Hoarding test strips for no good reason. Eating whatever sounds good, not what the recommended carbohydrate count states.
Oh, but exercising, exercising was always on the mind and always a weekly goal set.
That is where I stood on May 31. No matter how much exercise I logged in March, then April, then May, I knew the non-existent blood glucose monitoring would be telling me it was not enough, especially not when I erased the idea of carb counting from my memory.
That was when the challenge began – the start of a new month would be the start of a new attitude – back to basics with blood sugar testing at least once a day and limiting carbs to the rather generous 180 g per day 5 out of 7 days each week of June.
The thing is, small steps work (for me) when getting back on track with type 2 diabetes. Instead of a total overhaul of testing 4 times a day every day and limiting myself to a once-upon-a-time standard of 130 g carbs per day, I started small. Back to basics – the way I began at diagnosis eight years ago, the way I restarted when first prescribed metformin five years ago. I decided keep myself in check by tweeting every blood sugar check possible, just as other non-PWD friends had done with similar recent 30-day challenges.
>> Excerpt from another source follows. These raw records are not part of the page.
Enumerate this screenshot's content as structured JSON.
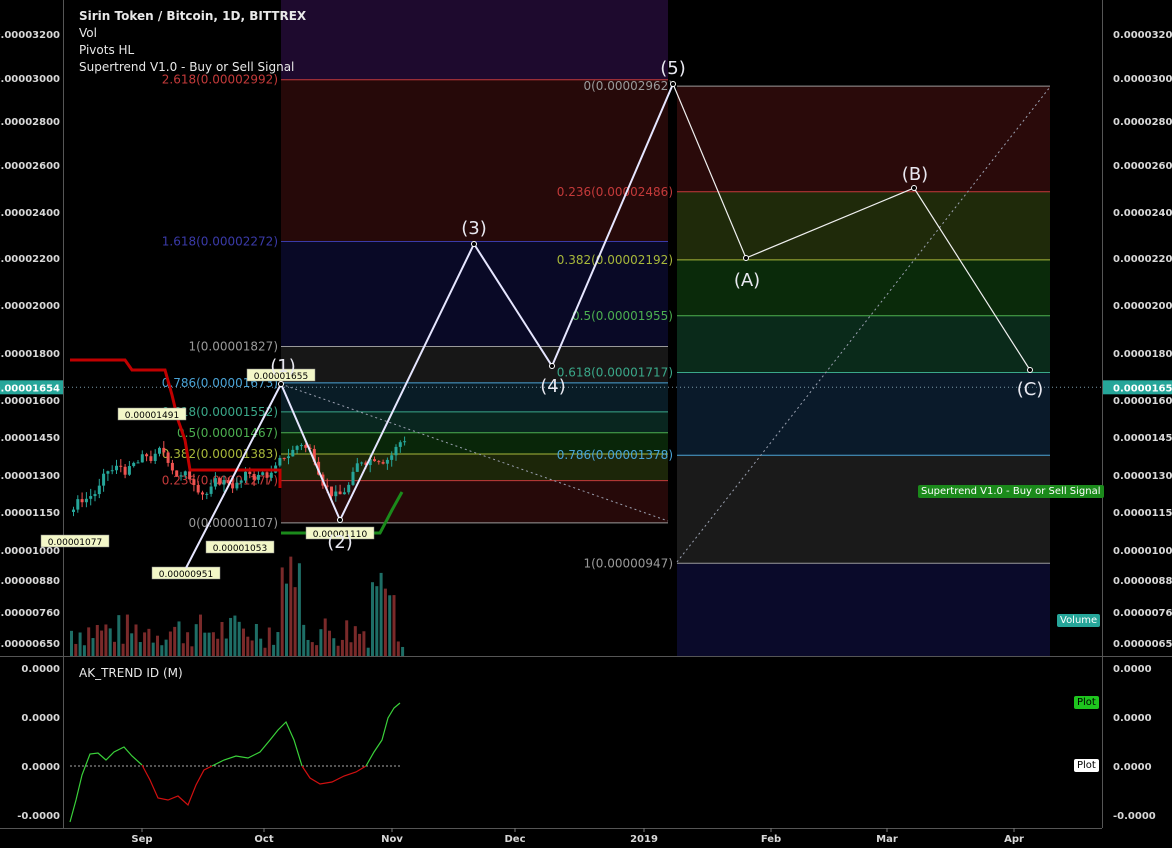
{
  "header": {
    "title": "Sirin Token / Bitcoin, 1D, BITTREX",
    "studies": [
      "Vol",
      "Pivots HL",
      "Supertrend V1.0 - Buy or Sell Signal"
    ]
  },
  "price_axis": {
    "ticks": [
      "0.00003200",
      "0.00003000",
      "0.00002800",
      "0.00002600",
      "0.00002400",
      "0.00002200",
      "0.00002000",
      "0.00001800",
      "0.00001600",
      "0.00001450",
      "0.00001300",
      "0.00001150",
      "0.00001000",
      "0.00000880",
      "0.00000760",
      "0.00000650"
    ],
    "current_price": "0.00001654"
  },
  "time_axis": {
    "ticks": [
      "Sep",
      "Oct",
      "Nov",
      "Dec",
      "2019",
      "Feb",
      "Mar",
      "Apr"
    ]
  },
  "indicator": {
    "title": "AK_TREND ID (M)",
    "ticks": [
      "0.0000",
      "0.0000",
      "0.0000",
      "-0.0000"
    ],
    "plot_label": "Plot",
    "plot_values": [
      "0.0000",
      "0.0000"
    ]
  },
  "badges": {
    "supertrend": "Supertrend V1.0 - Buy or Sell Signal",
    "volume": "Volume"
  },
  "colors": {
    "up": "#26a69a",
    "down": "#ef5350",
    "supertrend_down": "#c00000",
    "supertrend_up": "#1b8a1b",
    "wave": "#e6e6ff",
    "indicator_up": "#3ad13a",
    "indicator_down": "#d01010"
  },
  "chart_data": {
    "type": "candlestick",
    "symbol": "Sirin Token / Bitcoin",
    "timeframe": "1D",
    "exchange": "BITTREX",
    "last_price": 1.654e-05,
    "pivots": [
      {
        "label": "0.00001077",
        "price": 1.077e-05
      },
      {
        "label": "0.00001491",
        "price": 1.491e-05
      },
      {
        "label": "0.00000951",
        "price": 9.51e-06
      },
      {
        "label": "0.00001053",
        "price": 1.053e-05
      },
      {
        "label": "0.00001655",
        "price": 1.655e-05
      },
      {
        "label": "0.00001110",
        "price": 1.11e-05
      }
    ],
    "wave_labels": [
      "(1)",
      "(2)",
      "(3)",
      "(4)",
      "(5)",
      "(A)",
      "(B)",
      "(C)"
    ],
    "fib_extension": [
      {
        "label": "2.618(0.00002992)",
        "price": 2.992e-05,
        "color": "#c43a3a"
      },
      {
        "label": "1.618(0.00002272)",
        "price": 2.272e-05,
        "color": "#3a3aa8"
      },
      {
        "label": "1(0.00001827)",
        "price": 1.827e-05,
        "color": "#9a9a9a"
      },
      {
        "label": "0.786(0.00001673)",
        "price": 1.673e-05,
        "color": "#4aa3d6"
      },
      {
        "label": "0.618(0.00001552)",
        "price": 1.552e-05,
        "color": "#3aa889"
      },
      {
        "label": "0.5(0.00001467)",
        "price": 1.467e-05,
        "color": "#4caf50"
      },
      {
        "label": "0.382(0.00001383)",
        "price": 1.383e-05,
        "color": "#a8b83a"
      },
      {
        "label": "0.236(0.00001277)",
        "price": 1.277e-05,
        "color": "#c43a3a"
      },
      {
        "label": "0(0.00001107)",
        "price": 1.107e-05,
        "color": "#9a9a9a"
      }
    ],
    "fib_retracement": [
      {
        "label": "0(0.00002962)",
        "price": 2.962e-05,
        "color": "#9a9a9a"
      },
      {
        "label": "0.236(0.00002486)",
        "price": 2.486e-05,
        "color": "#c43a3a"
      },
      {
        "label": "0.382(0.00002192)",
        "price": 2.192e-05,
        "color": "#a8b83a"
      },
      {
        "label": "0.5(0.00001955)",
        "price": 1.955e-05,
        "color": "#4caf50"
      },
      {
        "label": "0.618(0.00001717)",
        "price": 1.717e-05,
        "color": "#3aa889"
      },
      {
        "label": "0.786(0.00001378)",
        "price": 1.378e-05,
        "color": "#4aa3d6"
      },
      {
        "label": "1(0.00000947)",
        "price": 9.47e-06,
        "color": "#9a9a9a"
      }
    ]
  }
}
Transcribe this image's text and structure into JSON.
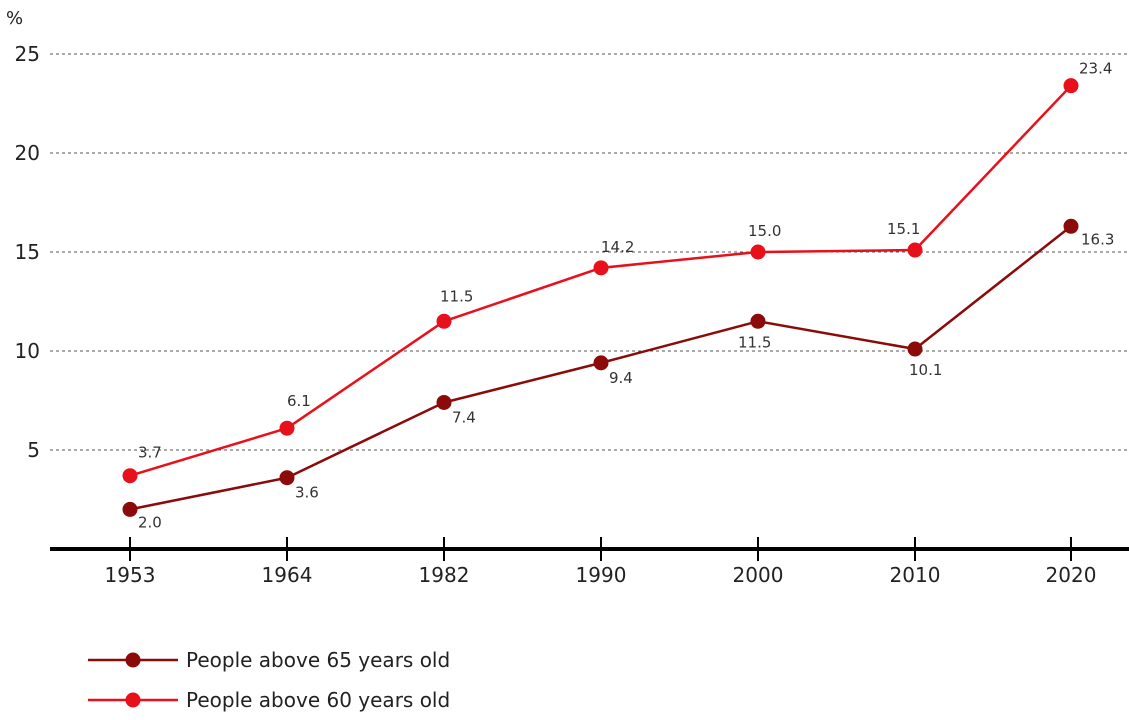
{
  "chart_data": {
    "type": "line",
    "y_unit_label": "%",
    "x": [
      "1953",
      "1964",
      "1982",
      "1990",
      "2000",
      "2010",
      "2020"
    ],
    "yticks": [
      5,
      10,
      15,
      20,
      25
    ],
    "ylim": [
      0,
      25
    ],
    "grid": true,
    "legend_placement": "bottom-left",
    "series": [
      {
        "name": "People above 65 years old",
        "color": "#8b0a0a",
        "values": [
          2.0,
          3.6,
          7.4,
          9.4,
          11.5,
          10.1,
          16.3
        ],
        "labels": [
          "2.0",
          "3.6",
          "7.4",
          "9.4",
          "11.5",
          "10.1",
          "16.3"
        ]
      },
      {
        "name": "People above 60 years old",
        "color": "#e8101a",
        "values": [
          3.7,
          6.1,
          11.5,
          14.2,
          15.0,
          15.1,
          23.4
        ],
        "labels": [
          "3.7",
          "6.1",
          "11.5",
          "14.2",
          "15.0",
          "15.1",
          "23.4"
        ]
      }
    ]
  }
}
Did the better diabetes habits resurface? With a resounding yes!
In May, I only tested my blood sugar 14 times. In June, 70. The overall average on the meter dropped 10 mg/dl over the 30 days – with a much more dramatic drop coming before breakfast. Part of this I attribute to the actual carb counting and part of it was simply knowing that the meter was holding me accountable to that carb counting and to the exercise routine I already established.
June was just the beginning with establishing habits that I do not intend to break. September brings the real test (no pun intended), with another round of bloodwork in preparation for my next endocrinologist appointment and fingers crossed that the A1C level drops from its recent results.